01/18/2021 | Press release | Distributed by Public on 01/18/2021 13:56
A Japan Funds-in-Trust to UNESCO project has provided diving equipment to the National Museums of Kenya's Department of Coastal Archaeology in preparation for two regional capacity-building workshops on the protection of underwater cultural heritage to be held in the second half of 2021 for 18 participants from across the Africa region.
The UNESCO project 'Building Capacity and Raising Awareness for Underwater Cultural Heritage Research in Africa' aims to increase capacities of African underwater archaeologists from Angola, Benin, Comoros, Djibouti, Eritrea, Kenya, Madagascar, Mozambique, Namibia, Nigeria, Senegal, Seychelles, Somalia, Tanzania, Mauritius and Sudan, and raise awareness among community and government stakeholders about the urgency and importance of protecting and promoting underwater cultural heritage.

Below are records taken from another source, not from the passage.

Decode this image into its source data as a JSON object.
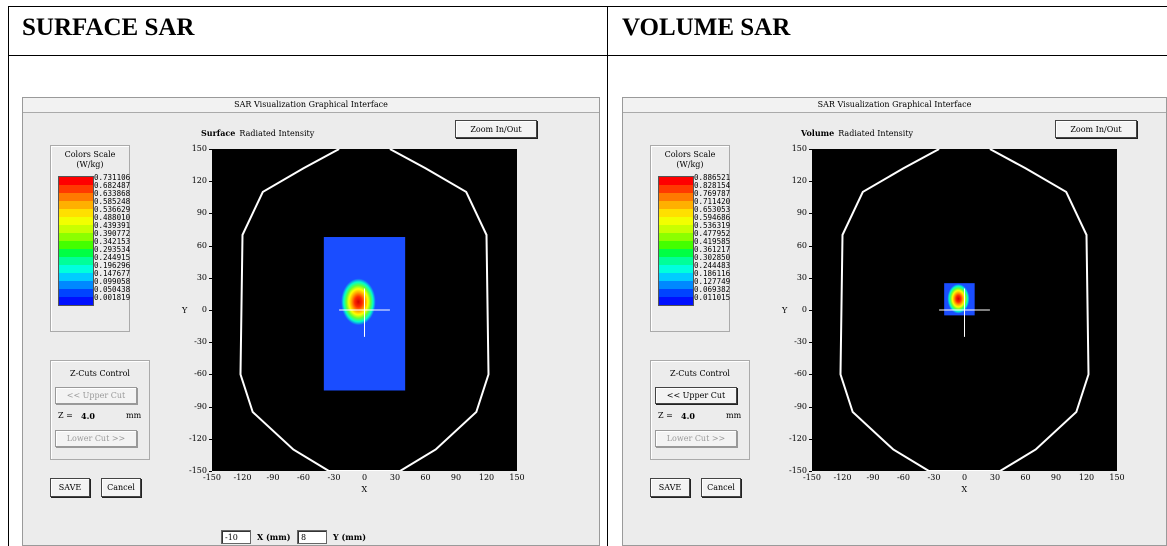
{
  "headers": {
    "left": "SURFACE SAR",
    "right": "VOLUME SAR"
  },
  "windows": [
    {
      "id": "surface",
      "title": "SAR Visualization Graphical Interface",
      "heading_bold": "Surface",
      "heading_text": "Radiated Intensity",
      "zoom_label": "Zoom In/Out",
      "scale_title": "Colors Scale",
      "scale_unit": "(W/kg)",
      "scale_values": [
        "0.731106",
        "0.682487",
        "0.633868",
        "0.585248",
        "0.536629",
        "0.488010",
        "0.439391",
        "0.390772",
        "0.342153",
        "0.293534",
        "0.244915",
        "0.196296",
        "0.147677",
        "0.099058",
        "0.050438",
        "0.001819"
      ],
      "zcut_title": "Z-Cuts Control",
      "upper_cut": "<< Upper Cut",
      "upper_enabled": false,
      "z_label": "Z =",
      "z_value": "4.0",
      "z_unit": "mm",
      "lower_cut": "Lower Cut >>",
      "lower_enabled": false,
      "save": "SAVE",
      "cancel": "Cancel",
      "x_axis_label": "X",
      "y_axis_label": "Y",
      "x_field_value": "-10",
      "x_field_label": "X (mm)",
      "y_field_value": "8",
      "y_field_label": "Y (mm)",
      "show_coord_fields": true,
      "sar_region": {
        "x0": -40,
        "x1": 40,
        "y0": -75,
        "y1": 68
      },
      "hotspot": {
        "x": -6,
        "y": 10
      },
      "crosshair": {
        "x": 0,
        "y": 0
      }
    },
    {
      "id": "volume",
      "title": "SAR Visualization Graphical Interface",
      "heading_bold": "Volume",
      "heading_text": "Radiated Intensity",
      "zoom_label": "Zoom In/Out",
      "scale_title": "Colors Scale",
      "scale_unit": "(W/kg)",
      "scale_values": [
        "0.886521",
        "0.828154",
        "0.769787",
        "0.711420",
        "0.653053",
        "0.594686",
        "0.536319",
        "0.477952",
        "0.419585",
        "0.361217",
        "0.302850",
        "0.244483",
        "0.186116",
        "0.127749",
        "0.069382",
        "0.011015"
      ],
      "zcut_title": "Z-Cuts Control",
      "upper_cut": "<< Upper Cut",
      "upper_enabled": true,
      "z_label": "Z =",
      "z_value": "4.0",
      "z_unit": "mm",
      "lower_cut": "Lower Cut >>",
      "lower_enabled": false,
      "save": "SAVE",
      "cancel": "Cancel",
      "x_axis_label": "X",
      "y_axis_label": "Y",
      "show_coord_fields": false,
      "sar_region": {
        "x0": -20,
        "x1": 10,
        "y0": -5,
        "y1": 25
      },
      "hotspot": {
        "x": -6,
        "y": 12
      },
      "crosshair": {
        "x": 0,
        "y": 0
      }
    }
  ],
  "axis": {
    "x_ticks": [
      -150,
      -120,
      -90,
      -60,
      -30,
      0,
      30,
      60,
      90,
      120,
      150
    ],
    "y_ticks": [
      150,
      120,
      90,
      60,
      30,
      0,
      -30,
      -60,
      -90,
      -120,
      -150
    ],
    "range": [
      -150,
      150
    ]
  },
  "colors": {
    "scale": [
      "#ff0000",
      "#ff3a00",
      "#ff7a00",
      "#ffb000",
      "#ffe000",
      "#f2ff00",
      "#c8ff00",
      "#8cff00",
      "#44ff00",
      "#00ff44",
      "#00ff99",
      "#00ffdd",
      "#00ccff",
      "#0088ff",
      "#0044ff",
      "#0010ff"
    ],
    "field_blue": "#1a4dff"
  }
}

The activities under this initiative aim to build on the positive impact already seen through previous UNESCO activities in Africa in the context of the 2001 Convention concerning the Protection of the Underwater Cultural Heritage and strengthen the region's current capabilities on cultural heritage protection.
The Professional Diving equipment procured for the project includes: diving cylinders, regulators, snorkels, wetsuits, fins, and boots. The equipment will be used by the National Museums of Kenya's Department of Coastal Archaeology beyond the project to train underwater archeologists in protecting the Underwater Cultural Heritage.
Receiving the equipment on behalf of the National Museums of Kenya, Dr. Purity Kiura lauded the initiative by UNESCO. 'As the implementing partner of this project, the National Museums of Kenya appreciates the continued support received from UNESCO, in preparation of the capacity building workshops planned for later this year, and our long-term endeavor to protect our underwater cultural heritage. This assistance will go a long way in supporting the government's commitment to ensuring that the protection of cultural heritage is kept as one of its priorities.'
Underwater cultural heritage encompasses all traces of human existence that lie or have lain underwater and have a cultural or historical character. This includes three million shipwrecks such as Titanic, Belitung and the 4,000 shipwrecks of the sunken fleet of Kublai Khan. There are also sunken ruins and cities, like the remains of the Pharos of Alexandria, Egypt - one of the Seven Wonders of the Ancient World - and thousands of submerged prehistoric sites.
Over the course of earth's history, entire cities have been swallowed by the waves, and thousands of ships have perished at sea. While these ships, structures and other cultural items are not frequently visible from the water's surface, they have survived at the bottom of lakes, seas and oceans, safely preserved by the submarine environment.
Such heritage provides testimony to various periods and aspects of our shared history; for example, the cruelty of the slave trade, the ferocity of war, the impact of natural disasters, traces of sacred ceremonies and beliefs and the peaceful exchange and intercultural dialogue between disparate regions of the globe.